Reporting on new scientific findings should never be silenced because you think those findings might be stigmatizing; that’s censorship. Science is science; we may not always like what it tells us, but it gives us more information with which to make decisions.
I believe my original message may have been misconstrued. The study is linked below the article and specifically says Esketamine (Not Ketamine). The author of this article then wrote in Ketamine where the original authors had Esketamine. That is not silencing. This author has blatantly edited the original findings and replaced each mention of Esketamine with Ketamine. As we stated above these are not the same medication. Enantiomers have massive effects on drug delivery and targeting. I do not believe the author did this on purpose but possibly thought they were the same substance. Misinformation is damaging to persons seeking treatment. We are hoping to bring light to this so that education/research/ethics are again at the forefront of medical literature and commentary.
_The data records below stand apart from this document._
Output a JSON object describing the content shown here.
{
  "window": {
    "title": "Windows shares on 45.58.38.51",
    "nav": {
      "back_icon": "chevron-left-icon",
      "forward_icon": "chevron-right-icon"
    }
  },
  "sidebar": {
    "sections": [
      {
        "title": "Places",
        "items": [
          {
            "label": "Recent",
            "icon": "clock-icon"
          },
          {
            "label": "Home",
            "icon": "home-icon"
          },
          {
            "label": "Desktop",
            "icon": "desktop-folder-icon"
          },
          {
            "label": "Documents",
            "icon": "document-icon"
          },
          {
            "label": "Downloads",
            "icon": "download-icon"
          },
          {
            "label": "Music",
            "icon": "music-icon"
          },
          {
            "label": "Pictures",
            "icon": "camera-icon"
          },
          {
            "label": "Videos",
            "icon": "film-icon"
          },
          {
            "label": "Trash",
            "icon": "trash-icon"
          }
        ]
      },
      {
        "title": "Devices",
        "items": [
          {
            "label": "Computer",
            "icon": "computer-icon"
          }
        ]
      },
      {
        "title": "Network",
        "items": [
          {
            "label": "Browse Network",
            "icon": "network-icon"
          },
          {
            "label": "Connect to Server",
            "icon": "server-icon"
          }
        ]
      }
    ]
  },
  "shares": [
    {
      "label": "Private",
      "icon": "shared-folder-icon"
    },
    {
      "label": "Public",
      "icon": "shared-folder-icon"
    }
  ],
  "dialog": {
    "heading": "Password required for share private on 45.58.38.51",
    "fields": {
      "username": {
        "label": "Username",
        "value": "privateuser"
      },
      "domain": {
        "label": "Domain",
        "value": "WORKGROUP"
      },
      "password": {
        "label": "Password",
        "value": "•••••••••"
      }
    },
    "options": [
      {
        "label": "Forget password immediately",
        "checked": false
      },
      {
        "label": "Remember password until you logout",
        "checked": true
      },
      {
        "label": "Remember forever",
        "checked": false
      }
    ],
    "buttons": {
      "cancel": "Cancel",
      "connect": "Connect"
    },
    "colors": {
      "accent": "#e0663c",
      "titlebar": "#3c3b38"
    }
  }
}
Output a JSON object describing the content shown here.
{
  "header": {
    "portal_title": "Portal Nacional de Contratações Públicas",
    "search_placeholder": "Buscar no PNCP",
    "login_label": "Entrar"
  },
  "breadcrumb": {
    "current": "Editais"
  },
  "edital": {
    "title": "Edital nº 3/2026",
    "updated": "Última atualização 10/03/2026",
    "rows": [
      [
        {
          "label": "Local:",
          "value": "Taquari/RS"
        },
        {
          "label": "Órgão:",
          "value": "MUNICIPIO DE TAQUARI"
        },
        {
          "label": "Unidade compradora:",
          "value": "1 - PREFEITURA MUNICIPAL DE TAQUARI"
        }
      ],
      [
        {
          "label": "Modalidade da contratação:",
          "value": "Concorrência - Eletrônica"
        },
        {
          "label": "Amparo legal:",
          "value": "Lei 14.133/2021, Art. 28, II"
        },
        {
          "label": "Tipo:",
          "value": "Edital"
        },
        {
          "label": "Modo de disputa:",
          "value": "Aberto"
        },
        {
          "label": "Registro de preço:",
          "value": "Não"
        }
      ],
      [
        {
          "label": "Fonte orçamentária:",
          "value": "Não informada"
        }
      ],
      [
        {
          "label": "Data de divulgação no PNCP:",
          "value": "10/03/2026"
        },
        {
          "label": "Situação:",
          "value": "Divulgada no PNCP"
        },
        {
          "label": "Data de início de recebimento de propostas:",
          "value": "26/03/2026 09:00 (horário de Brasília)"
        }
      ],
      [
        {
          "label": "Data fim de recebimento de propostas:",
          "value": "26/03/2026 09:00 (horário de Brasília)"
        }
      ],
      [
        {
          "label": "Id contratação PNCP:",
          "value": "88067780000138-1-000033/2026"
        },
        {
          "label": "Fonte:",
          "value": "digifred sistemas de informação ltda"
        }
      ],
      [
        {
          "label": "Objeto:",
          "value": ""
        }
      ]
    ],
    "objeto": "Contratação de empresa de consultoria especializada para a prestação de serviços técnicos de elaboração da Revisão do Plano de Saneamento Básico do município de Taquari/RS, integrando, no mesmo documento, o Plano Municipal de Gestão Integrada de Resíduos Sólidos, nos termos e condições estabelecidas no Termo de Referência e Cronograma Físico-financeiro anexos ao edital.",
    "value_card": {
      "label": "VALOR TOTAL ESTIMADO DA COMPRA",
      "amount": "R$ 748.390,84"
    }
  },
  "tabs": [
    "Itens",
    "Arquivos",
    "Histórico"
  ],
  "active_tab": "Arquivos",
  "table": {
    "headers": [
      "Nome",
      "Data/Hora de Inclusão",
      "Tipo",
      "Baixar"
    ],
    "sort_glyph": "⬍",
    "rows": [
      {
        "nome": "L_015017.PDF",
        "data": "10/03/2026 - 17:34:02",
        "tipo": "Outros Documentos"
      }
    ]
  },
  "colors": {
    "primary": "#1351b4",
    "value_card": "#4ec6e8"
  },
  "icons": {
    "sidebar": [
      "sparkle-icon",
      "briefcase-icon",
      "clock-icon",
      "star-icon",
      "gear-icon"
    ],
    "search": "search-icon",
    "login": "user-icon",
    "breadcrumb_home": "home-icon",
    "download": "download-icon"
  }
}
The author has corrected the mistake I mentioned and now replaced all mentions of Ketamine with Esketamine. Thank you Mr. Simmons for the swift action.
I’m getting tired of the line that “there is very little scientific knowledge about the long-term effects of the drug”.
There’s plenty of knowledge gathered here in Bristol / UK where we had a recreational ketamine epidemic in the late 1990s and 2000s. Presumably, a sizeable share those taking ketamine were self-medicating.
“At the age of 23, Nancy had died slowly over seven years, her body trashed by a steady diet of ketamine.”
Bristol’s BRI hospital reportedly performed lots of bladder surgery during that time. I’m amazed nobody in the scientific community seems to have reached out to BRI, or to Bristol’s drug councelling services.